Kate Johnson

February 28, 2013

SAN ANTONIO, Texas — Introducing a low-dose form of oral peanut immunotherapy to very young children might nip the allergic process in the bud, with few adverse effects.

This finding comes from an interim analysis presented here at the American Academy of Allergy, Asthma & Immunology 2013 Annual Meeting.

"There are reasons to believe that young children may be more ideal candidates for treatment with immunotherapy," lead investigator Brian Vickery, MD, from the University of North Carolina at Chapel Hill, told reporters at a news conference.

"This study suggests that low-dose therapy appears to change the immune response to peanut to roughly the same degree as high-dose therapy," Dr. Vickery said.

The double-blind randomized trial, known as DEVIL, comparing low- and high-dose peanut immunotherapy, is ongoing. These interim results remain blinded.

"We do not know — and will not know — the treatment assignment of any of the subjects until the study is completely finished," Dr. Vickery told Medscape Medical News. However, blinded immunologic data from both treatment groups have been analyzed. "This suggests, but does not prove, that the low dose will be as effective clinically as the high dose."

Effective Low Dose

Dr. Vickery and colleagues hypothesized that early intervention with immunotherapy could disrupt the body's still-immature allergic response, encouraging sensitization with a lower doses than is needed later on. If this is the case, "we will likely improve the safety profile and make it easier for children to take," Dr. Vickery said.

During his presentation, Dr. Vickery explained that "these data suggest this approach is at least as safe as, if not safer than, the studies we have done in older children."

So far, the ongoing trial has enrolled 49 children (aged 9 to 36 months): 15 sensitized children with peanut-specific immunoglobulin (Ig)E (>5 KU/L) but no known history of oral exposure; and 34 clinically allergic children within 6 months of their index reaction. These groups are "both firsts for our institution," Dr. Vickery said.

After confirmation of peanut allergy with an oral food challenge, the children were randomized to either low-dose (300 mg) or high-dose (3000 mg) oral immunotherapy with peanut protein for a minimum of 12 months.
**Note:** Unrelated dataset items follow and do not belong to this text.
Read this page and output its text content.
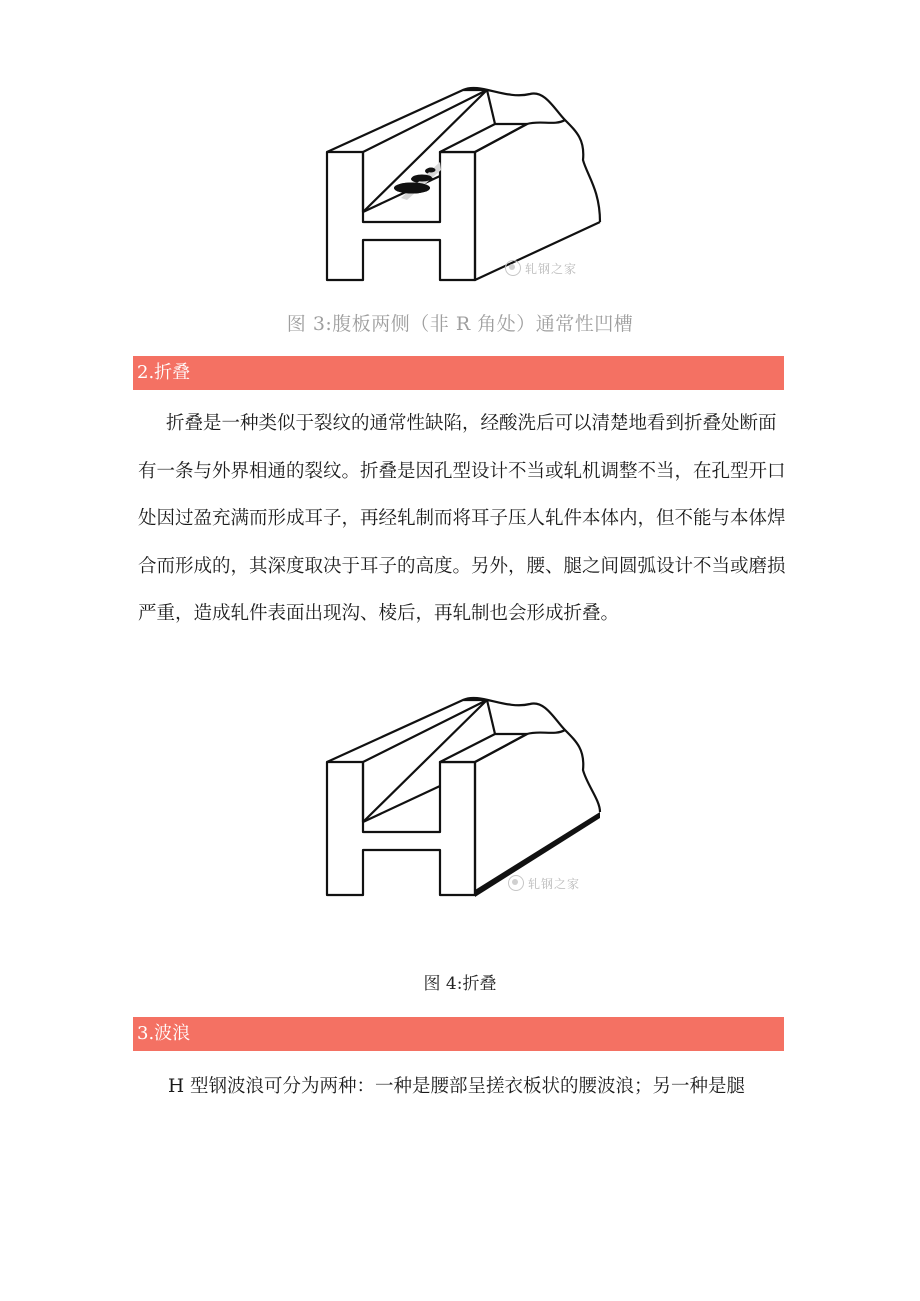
轧钢之家
图 3:腹板两侧（非 R 角处）通常性凹槽
2.折叠

折叠是一种类似于裂纹的通常性缺陷，经酸洗后可以清楚地看到折叠处断面有一条与外界相通的裂纹。折叠是因孔型设计不当或轧机调整不当，在孔型开口处因过盈充满而形成耳子，再经轧制而将耳子压人轧件本体内，但不能与本体焊合而形成的，其深度取决于耳子的高度。另外，腰、腿之间圆弧设计不当或磨损严重，造成轧件表面出现沟、棱后，再轧制也会形成折叠。

轧钢之家
图 4:折叠
3.波浪

H 型钢波浪可分为两种：一种是腰部呈搓衣板状的腰波浪；另一种是腿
The primary study end point is clinical tolerance, defined as the ability to ingest 5 g of peanut protein during a food challenge 4 weeks after stopping therapy.

The interim analysis shows that 12 children have completed therapy and passed the final oral food challenge, meeting criteria for clinical tolerance.

Clinical Tolerance

It is too early to draw many conclusions from this result, said Dr. Vickery, although it does show that "a 10-fold lower dose of peanut protein is capable of changing the immune response."

Low-dose immunotherapy is an immunomodulatory therapy that has an effect on mast cells and IgE approximately equivalent to that of high-dose therapy, Dr. Vickery pointed out. However, IgG4 production in this context appears to be dose-dependent.

 
This is some of the most exciting work we have in the field.
 

Despite this early suggestion of equivalent efficacy with lower dosing, there is one important caveat about the immunologic characteristics of responders, Dr. Vickery noted. At baseline, all responders were below the median for skin prick test reactions and IgE levels, "suggesting that these children essentially had a mild phenotype characterized by weaker allergic priming, so I wouldn't get too excited about these data just yet," he said.

However, session moderator Stacie Jones, MD, from the Arkansas Children's Hospital in Little Rock, insists that the results are still noteworthy.

"This is a very well-defined, very young population of kids who responded to low-dose immunotherapy.... It is incredibly exciting that they could achieve those results with a low dose," Dr. Jones said.

A therapy that requires children to ingest large amounts of allergenic material on a daily basis is often poorly tolerated, Dr. Vickery noted. Worldwide, almost one third of pediatric immunotherapy patients drop out of research trials because of adverse effects. "If we could treat with a lower dose, that would be an advance."

Dr. Jones told Medscape Medical News that "this is some of the most exciting work we have in the field. If we catch these children early, we might be able to change them immunologically enough before things get locked in."

The investigators and Dr. Jones have disclosed no relevant financial relationships.

American Academy of Allergy, Asthma & Immunology (AAAAI) 2013 Annual Meeting: Abstract 470. Presented February 24, 2013.